Today is National Bike Day in Japan. While the occasion has an emphasis on motorcycle safety, we’re going to focus on achievements. The game-changing Kawasaki Z1 turns 50 this year, and it came right out of the gates with a bang. Shortly after its debut, Kawasaki was so confident in the bike that it set out for Daytona to destroy a world 24-hour endurance speed record.
As Kawasaki set out to meet the challenge, it brought along a film crew to document the feat. The result is the short film So Far So Fast. Most contemporary big bikes had around 750cc. The Z1’s 903cc four made 81 horsepower at 8,500 rpm. Kawasaki used mostly stock bikes, it says, though some mods were made for safety and to handle the speedway’s high-speed banked surfaces.

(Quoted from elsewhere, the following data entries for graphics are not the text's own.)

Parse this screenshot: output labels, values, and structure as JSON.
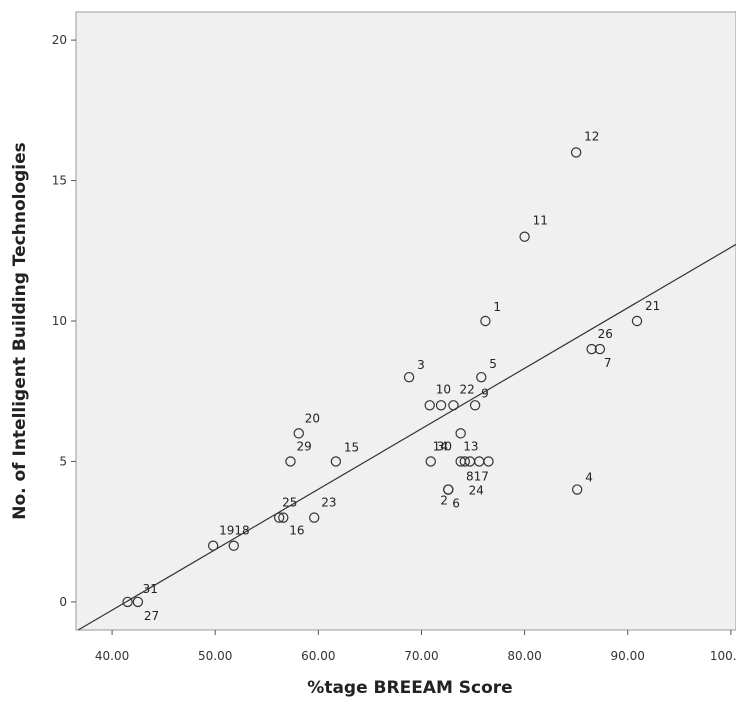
{
  "chart_data": {
    "type": "scatter",
    "xlabel": "%tage BREEAM Score",
    "ylabel": "No. of Intelligent Building Technologies",
    "xlim": [
      36.5,
      100.5
    ],
    "ylim": [
      -1.0,
      21.0
    ],
    "x_ticks": [
      "40.00",
      "50.00",
      "60.00",
      "70.00",
      "80.00",
      "90.00",
      "100.00"
    ],
    "x_tick_values": [
      40,
      50,
      60,
      70,
      80,
      90,
      100
    ],
    "y_ticks": [
      "0",
      "5",
      "10",
      "15",
      "20"
    ],
    "y_tick_values": [
      0,
      5,
      10,
      15,
      20
    ],
    "grid": false,
    "marker": "open-circle",
    "plot_background": "#f0f0f0",
    "marker_color": "#333333",
    "fit_line": {
      "slope": 0.2152,
      "intercept": -8.9
    },
    "points": [
      {
        "label": "1",
        "x": 76.2,
        "y": 10
      },
      {
        "label": "2",
        "x": 72.6,
        "y": 4
      },
      {
        "label": "3",
        "x": 68.8,
        "y": 8
      },
      {
        "label": "4",
        "x": 85.1,
        "y": 4
      },
      {
        "label": "5",
        "x": 75.8,
        "y": 8
      },
      {
        "label": "6",
        "x": 72.6,
        "y": 4
      },
      {
        "label": "7",
        "x": 87.3,
        "y": 9
      },
      {
        "label": "8",
        "x": 74.7,
        "y": 5
      },
      {
        "label": "9",
        "x": 75.2,
        "y": 7
      },
      {
        "label": "10",
        "x": 70.8,
        "y": 7
      },
      {
        "label": "11",
        "x": 80.0,
        "y": 13
      },
      {
        "label": "12",
        "x": 85.0,
        "y": 16
      },
      {
        "label": "13",
        "x": 75.6,
        "y": 5
      },
      {
        "label": "14",
        "x": 73.8,
        "y": 6
      },
      {
        "label": "15",
        "x": 61.7,
        "y": 5
      },
      {
        "label": "16",
        "x": 56.6,
        "y": 3
      },
      {
        "label": "17",
        "x": 76.5,
        "y": 5
      },
      {
        "label": "18",
        "x": 51.8,
        "y": 2
      },
      {
        "label": "19",
        "x": 49.8,
        "y": 2
      },
      {
        "label": "20",
        "x": 58.1,
        "y": 6
      },
      {
        "label": "21",
        "x": 90.9,
        "y": 10
      },
      {
        "label": "22",
        "x": 73.1,
        "y": 7
      },
      {
        "label": "23",
        "x": 59.6,
        "y": 3
      },
      {
        "label": "24",
        "x": 73.8,
        "y": 5
      },
      {
        "label": "25",
        "x": 56.2,
        "y": 3
      },
      {
        "label": "26",
        "x": 86.5,
        "y": 9
      },
      {
        "label": "27",
        "x": 42.5,
        "y": 0
      },
      {
        "label": "29",
        "x": 57.3,
        "y": 5
      },
      {
        "label": "30",
        "x": 70.9,
        "y": 5
      },
      {
        "label": "31",
        "x": 41.5,
        "y": 0
      },
      {
        "label": "",
        "x": 71.9,
        "y": 7
      },
      {
        "label": "",
        "x": 74.2,
        "y": 5
      }
    ],
    "point_label_texts": [
      {
        "text": "12",
        "anchor": 12
      },
      {
        "text": "11",
        "anchor": 11
      },
      {
        "text": "1",
        "anchor": 1
      },
      {
        "text": "21",
        "anchor": 21
      },
      {
        "text": "26",
        "anchor": 26
      },
      {
        "text": "7",
        "anchor": 7
      },
      {
        "text": "3",
        "anchor": 3
      },
      {
        "text": "5",
        "anchor": 5
      },
      {
        "text": "10",
        "anchor": 10
      },
      {
        "text": "22",
        "anchor": 22
      },
      {
        "text": "9",
        "anchor": 9
      },
      {
        "text": "14",
        "anchor": 14
      },
      {
        "text": "24",
        "anchor": 24
      },
      {
        "text": "20",
        "anchor": 20
      },
      {
        "text": "29",
        "anchor": 29
      },
      {
        "text": "15",
        "anchor": 15
      },
      {
        "text": "30",
        "anchor": 30
      },
      {
        "text": "13",
        "anchor": 13
      },
      {
        "text": "2",
        "anchor": 2
      },
      {
        "text": "817",
        "anchor": 8
      },
      {
        "text": "6",
        "anchor": 6
      },
      {
        "text": "4",
        "anchor": 4
      },
      {
        "text": "25",
        "anchor": 25
      },
      {
        "text": "23",
        "anchor": 23
      },
      {
        "text": "16",
        "anchor": 16
      },
      {
        "text": "1918",
        "anchor": 19
      },
      {
        "text": "31",
        "anchor": 31
      },
      {
        "text": "27",
        "anchor": 27
      }
    ]
  }
}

Even in mid-March, the conditions were brutal. Daytime temperatures reached 100 degrees, and over 150 on the track’s surface. Over a period of three days, rider Yvon Du Hamel and the crew knocked down several smaller speed records, with speeds averaging over 140 mph on each lap. It’s not until the third day that the 24-hour speed record is attempted.

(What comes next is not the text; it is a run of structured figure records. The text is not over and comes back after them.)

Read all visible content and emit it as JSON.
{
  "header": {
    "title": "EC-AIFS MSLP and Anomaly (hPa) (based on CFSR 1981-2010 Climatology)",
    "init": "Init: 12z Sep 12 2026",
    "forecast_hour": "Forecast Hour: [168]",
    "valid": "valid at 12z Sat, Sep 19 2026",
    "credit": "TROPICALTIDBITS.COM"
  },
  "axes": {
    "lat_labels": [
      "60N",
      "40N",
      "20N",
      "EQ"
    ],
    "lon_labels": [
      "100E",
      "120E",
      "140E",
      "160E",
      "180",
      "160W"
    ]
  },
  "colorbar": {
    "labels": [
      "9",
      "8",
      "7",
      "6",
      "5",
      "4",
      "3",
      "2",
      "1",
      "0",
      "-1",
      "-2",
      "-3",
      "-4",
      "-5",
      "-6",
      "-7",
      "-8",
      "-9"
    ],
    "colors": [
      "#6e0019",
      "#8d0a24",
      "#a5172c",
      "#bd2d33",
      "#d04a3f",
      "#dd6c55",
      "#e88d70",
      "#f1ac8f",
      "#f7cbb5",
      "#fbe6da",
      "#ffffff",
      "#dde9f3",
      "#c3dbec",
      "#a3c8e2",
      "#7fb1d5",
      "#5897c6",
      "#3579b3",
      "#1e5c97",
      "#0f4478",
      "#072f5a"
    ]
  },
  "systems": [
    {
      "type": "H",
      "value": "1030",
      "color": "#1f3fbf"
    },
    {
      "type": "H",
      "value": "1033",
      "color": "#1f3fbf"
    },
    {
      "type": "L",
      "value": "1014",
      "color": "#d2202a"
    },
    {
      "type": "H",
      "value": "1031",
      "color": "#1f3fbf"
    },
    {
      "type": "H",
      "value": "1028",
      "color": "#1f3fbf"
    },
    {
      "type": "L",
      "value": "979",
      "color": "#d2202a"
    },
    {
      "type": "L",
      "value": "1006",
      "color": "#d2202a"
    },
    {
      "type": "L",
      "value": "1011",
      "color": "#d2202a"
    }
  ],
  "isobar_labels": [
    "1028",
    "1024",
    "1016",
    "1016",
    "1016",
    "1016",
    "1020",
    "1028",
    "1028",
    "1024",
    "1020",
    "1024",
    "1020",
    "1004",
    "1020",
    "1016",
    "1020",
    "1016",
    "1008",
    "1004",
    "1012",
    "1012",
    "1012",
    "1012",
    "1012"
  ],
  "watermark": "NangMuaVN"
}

Eight riders take turns riding two bikes in 90-minute shifts. Extreme discipline must be maintained to maximize stamina, fuel, and tires. It’s not a spoiler to reveal that the team was successful. After 2,360.402 miles averaging 109.602 mph, the Kawasaki Z1 was the new world record holder. In total, 52 records were broken over the three-day challenge. It’s all part of the Z1 legend, and why the Kawasaki has deemed it worthy of a heritage-inspired Z900RS.